Wrong behavior with `generalized` and instability with `positional` and `spring` #390

UltronAI · 2023-08-04T11:39:07Z

UltronAI
Aug 4, 2023

Hello there,

I have been recently exploring and experimenting with the Brax Basics Colab, training the built-in APG/PPO algorithm and investigating the impact of different physics backends. In the process, I've encountered some intriguing behavior patterns that I'd like to share and discuss.

Tossing the ball

In this task, the ball is expected to bounce upon after hitting the ground. The default positional backend executed this behavior well and produced satisfying results. However, when I employed the generalized backend, the ball merely rolled on the ground, failing to bounce. This response does not correspond to expected physics-based behavior.

Here's the visualization with positional in Red, generalized in Green, and spring in Blue:

Swinging the pendulum

In this task, the generalized backend performed well, providing the expected results. However, the positional backend collapsed for all step sizes, and the spring backend exhibited instability when the step size increased.

Pointing the pendulum

In this task, only generalized worked well.
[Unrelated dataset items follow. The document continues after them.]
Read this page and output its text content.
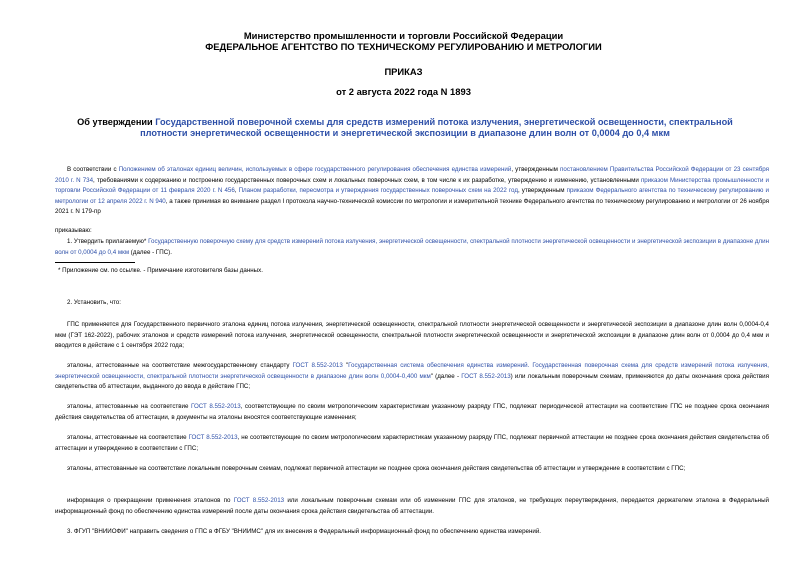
Министерство промышленности и торговли Российской Федерации
ФЕДЕРАЛЬНОЕ АГЕНТСТВО ПО ТЕХНИЧЕСКОМУ РЕГУЛИРОВАНИЮ И МЕТРОЛОГИИ
ПРИКАЗ
от 2 августа 2022 года N 1893
Об утверждении Государственной поверочной схемы для средств измерений потока излучения, энергетической освещенности, спектральной плотности энергетической освещенности и энергетической экспозиции в диапазоне длин волн от 0,0004 до 0,4 мкм
В соответствии с Положением об эталонах единиц величин, используемых в сфере государственного регулирования обеспечения единства измерений, утвержденным постановлением Правительства Российской Федерации от 23 сентября 2010 г. N 734, требованиями к содержанию и построению государственных поверочных схем и локальных поверочных схем, в том числе к их разработке, утверждению и изменению, установленными приказом Министерства промышленности и торговли Российской Федерации от 11 февраля 2020 г. N 456, Планом разработки, пересмотра и утверждения государственных поверочных схем на 2022 год, утвержденным приказом Федерального агентства по техническому регулированию и метрологии от 12 апреля 2022 г. N 940, а также принимая во внимание раздел I протокола научно-технической комиссии по метрологии и измерительной технике Федерального агентства по техническому регулированию и метрологии от 26 ноября 2021 г. N 179-пр
приказываю:
1. Утвердить прилагаемую* Государственную поверочную схему для средств измерений потока излучения, энергетической освещенности, спектральной плотности энергетической освещенности и энергетической экспозиции в диапазоне длин волн от 0,0004 до 0,4 мкм (далее - ГПС).
* Приложение см. по ссылке. - Примечание изготовителя базы данных.
2. Установить, что:
ГПС применяется для Государственного первичного эталона единиц потока излучения, энергетической освещенности, спектральной плотности энергетической освещенности и энергетической экспозиции в диапазоне длин волн 0,0004-0,4 мкм (ГЭТ 162-2022), рабочих эталонов и средств измерений потока излучения, энергетической освещенности, спектральной плотности энергетической освещенности и энергетической экспозиции в диапазоне длин волн от 0,0004 до 0,4 мкм и вводится в действие с 1 сентября 2022 года;
эталоны, аттестованные на соответствие межгосударственному стандарту ГОСТ 8.552-2013 "Государственная система обеспечения единства измерений. Государственная поверочная схема для средств измерений потока излучения, энергетической освещенности, спектральной плотности энергетической освещенности в диапазоне длин волн 0,0004-0,400 мкм" (далее - ГОСТ 8.552-2013) или локальным поверочным схемам, применяются до даты окончания срока действия свидетельства об аттестации, выданного до ввода в действие ГПС;
эталоны, аттестованные на соответствие ГОСТ 8.552-2013, соответствующие по своим метрологическим характеристикам указанному разряду ГПС, подлежат периодической аттестации на соответствие ГПС не позднее срока окончания действия свидетельства об аттестации, в документы на эталоны вносятся соответствующие изменения;
эталоны, аттестованные на соответствие ГОСТ 8.552-2013, не соответствующие по своим метрологическим характеристикам указанному разряду ГПС, подлежат первичной аттестации не позднее срока окончания действия свидетельства об аттестации и утверждению в соответствии с ГПС;
эталоны, аттестованные на соответствие локальным поверочным схемам, подлежат первичной аттестации не позднее срока окончания действия свидетельства об аттестации и утверждение в соответствии с ГПС;
информация о прекращении применения эталонов по ГОСТ 8.552-2013 или локальным поверочным схемам или об изменении ГПС для эталонов, не требующих переутверждения, передается держателем эталона в Федеральный информационный фонд по обеспечению единства измерений после даты окончания срока действия свидетельства об аттестации.
3. ФГУП "ВНИИОФИ" направить сведения о ГПС в ФГБУ "ВНИИМС" для их внесения в Федеральный информационный фонд по обеспечению единства измерений.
Both the positional and spring backends failed to maintain stability.

APG training

During my attempts to train an APG agent using these backends, the results varied significantly.
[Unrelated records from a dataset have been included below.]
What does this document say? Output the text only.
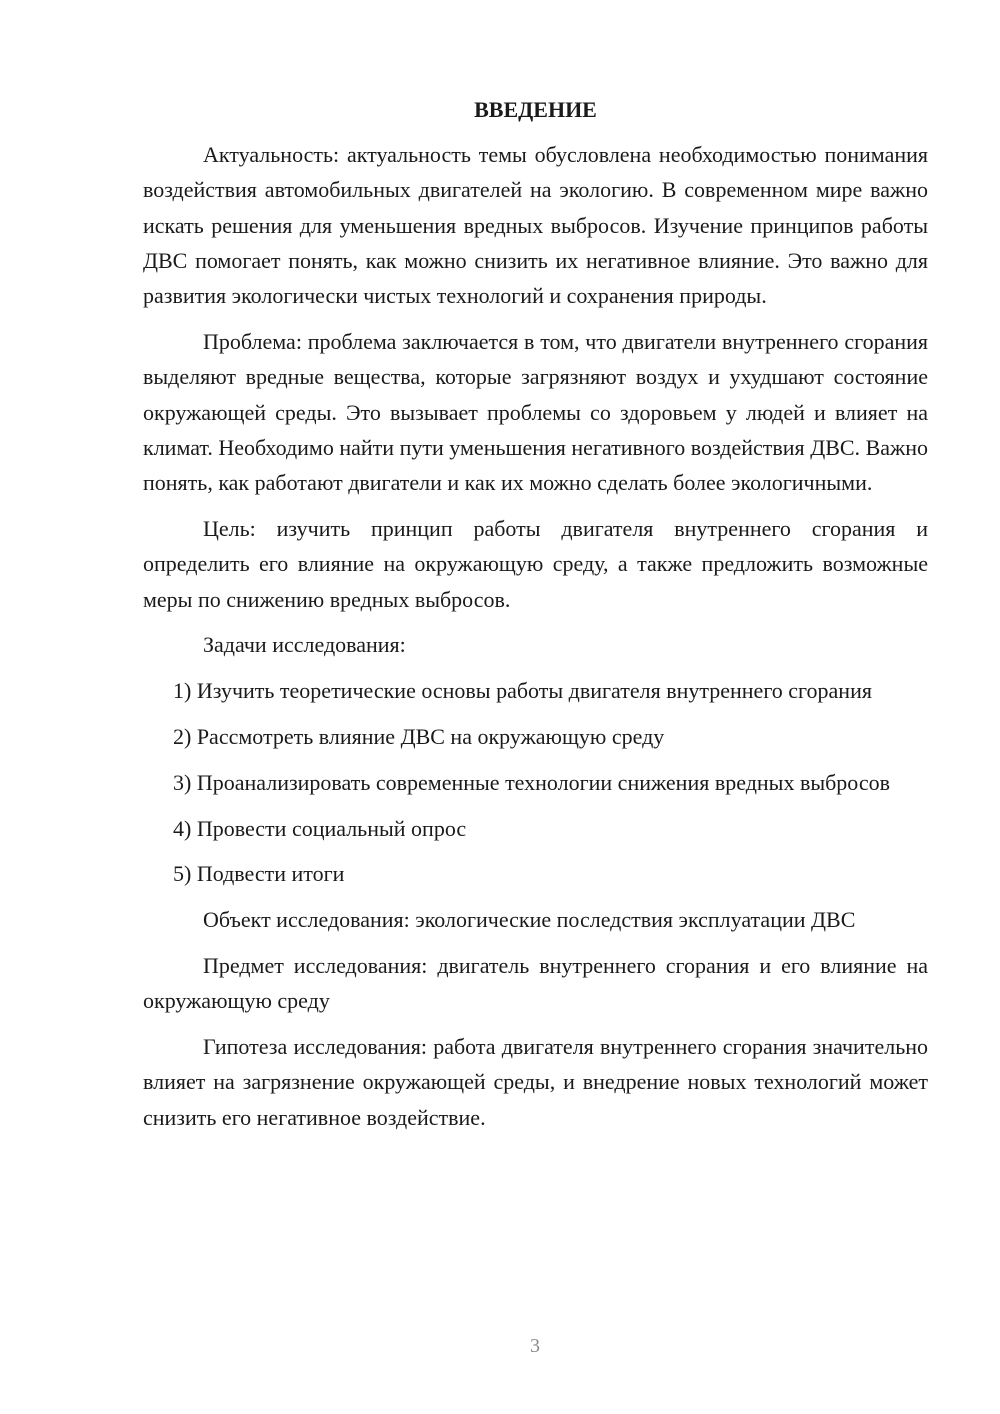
ВВЕДЕНИЕ

Актуальность: актуальность темы обусловлена необходимостью понимания воздействия автомобильных двигателей на экологию. В современном мире важно искать решения для уменьшения вредных выбросов. Изучение принципов работы ДВС помогает понять, как можно снизить их негативное влияние. Это важно для развития экологически чистых технологий и сохранения природы.

Проблема: проблема заключается в том, что двигатели внутреннего сгорания выделяют вредные вещества, которые загрязняют воздух и ухудшают состояние окружающей среды. Это вызывает проблемы со здоровьем у людей и влияет на климат. Необходимо найти пути уменьшения негативного воздействия ДВС. Важно понять, как работают двигатели и как их можно сделать более экологичными.

Цель: изучить принцип работы двигателя внутреннего сгорания и определить его влияние на окружающую среду, а также предложить возможные меры по снижению вредных выбросов.

Задачи исследования:

1) Изучить теоретические основы работы двигателя внутреннего сгорания

2) Рассмотреть влияние ДВС на окружающую среду

3) Проанализировать современные технологии снижения вредных выбросов

4) Провести социальный опрос

5) Подвести итоги

Объект исследования: экологические последствия эксплуатации ДВС

Предмет исследования: двигатель внутреннего сгорания и его влияние на окружающую среду

Гипотеза исследования: работа двигателя внутреннего сгорания значительно влияет на загрязнение окружающей среды, и внедрение новых технологий может снизить его негативное воздействие.

3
For the Ant task, which has rich contact interactions, APG struggled with the generalized backend but exhibited some learning capacity with positional and spring.
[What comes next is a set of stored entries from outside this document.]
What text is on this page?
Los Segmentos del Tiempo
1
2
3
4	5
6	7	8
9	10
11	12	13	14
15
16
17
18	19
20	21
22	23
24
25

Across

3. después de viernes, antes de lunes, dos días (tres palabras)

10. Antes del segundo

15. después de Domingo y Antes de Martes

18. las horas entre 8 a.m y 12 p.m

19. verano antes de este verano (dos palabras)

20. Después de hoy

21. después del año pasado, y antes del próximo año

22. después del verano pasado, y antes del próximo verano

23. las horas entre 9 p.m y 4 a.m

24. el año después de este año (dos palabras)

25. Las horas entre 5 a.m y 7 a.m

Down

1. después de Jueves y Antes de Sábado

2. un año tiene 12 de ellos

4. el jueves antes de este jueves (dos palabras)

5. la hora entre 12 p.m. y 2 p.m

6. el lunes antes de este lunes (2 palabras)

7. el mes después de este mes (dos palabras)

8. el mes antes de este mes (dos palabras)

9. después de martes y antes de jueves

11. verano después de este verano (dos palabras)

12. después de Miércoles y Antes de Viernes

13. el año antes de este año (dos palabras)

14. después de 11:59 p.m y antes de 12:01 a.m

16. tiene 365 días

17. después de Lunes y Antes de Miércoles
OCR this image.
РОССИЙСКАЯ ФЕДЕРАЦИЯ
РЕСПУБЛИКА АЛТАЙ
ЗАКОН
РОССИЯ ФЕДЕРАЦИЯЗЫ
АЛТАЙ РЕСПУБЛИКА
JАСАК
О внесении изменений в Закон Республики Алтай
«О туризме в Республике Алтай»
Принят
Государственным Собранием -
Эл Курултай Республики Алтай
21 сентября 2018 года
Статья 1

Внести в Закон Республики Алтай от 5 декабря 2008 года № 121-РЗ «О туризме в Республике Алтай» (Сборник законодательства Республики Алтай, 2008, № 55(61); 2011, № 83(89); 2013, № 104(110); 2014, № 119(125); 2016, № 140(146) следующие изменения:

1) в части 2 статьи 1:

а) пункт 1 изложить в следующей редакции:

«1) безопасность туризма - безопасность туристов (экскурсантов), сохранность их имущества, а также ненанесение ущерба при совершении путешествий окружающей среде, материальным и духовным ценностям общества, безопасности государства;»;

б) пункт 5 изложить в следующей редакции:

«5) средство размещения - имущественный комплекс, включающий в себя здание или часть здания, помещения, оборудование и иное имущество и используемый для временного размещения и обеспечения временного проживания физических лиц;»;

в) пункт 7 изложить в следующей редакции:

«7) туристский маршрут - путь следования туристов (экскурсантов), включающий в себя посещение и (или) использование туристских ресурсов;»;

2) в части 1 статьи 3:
As for the Reacher task, which is a simpler system, APG with generalized outperformed the other two backends.

(Update: I find that reacher with generalized may lead to NaN gradients as well)

The parameters I used for these two experiments:

'ant': functools.partial(apg.train, num_evals=500, episode_length=300, normalize_observations=True, 
                                 action_repeat=1, num_envs=256, num_eval_envs=128, learning_rate=3e-3,
                                 truncation_length=10, seed=args.seed)
'reacher': functools.partial(apg.train, num_evals=200, episode_length=300, normalize_observations=True, 
                                     action_repeat=4, num_envs=128, num_eval_envs=8, learning_rate=3e-3,
                                     truncation_length=10, seed=args.seed)

Interestingly, these results seem to suggest that the generalized backend excels when handling contacts but struggles to compute their gradients (or the analytic gradients are useless for training), with the exception of the ball-tossing experiment. On the other hand, the positional and spring backends handle more complex systems efficiently but fail when dealing with simpler systems like the pendulum.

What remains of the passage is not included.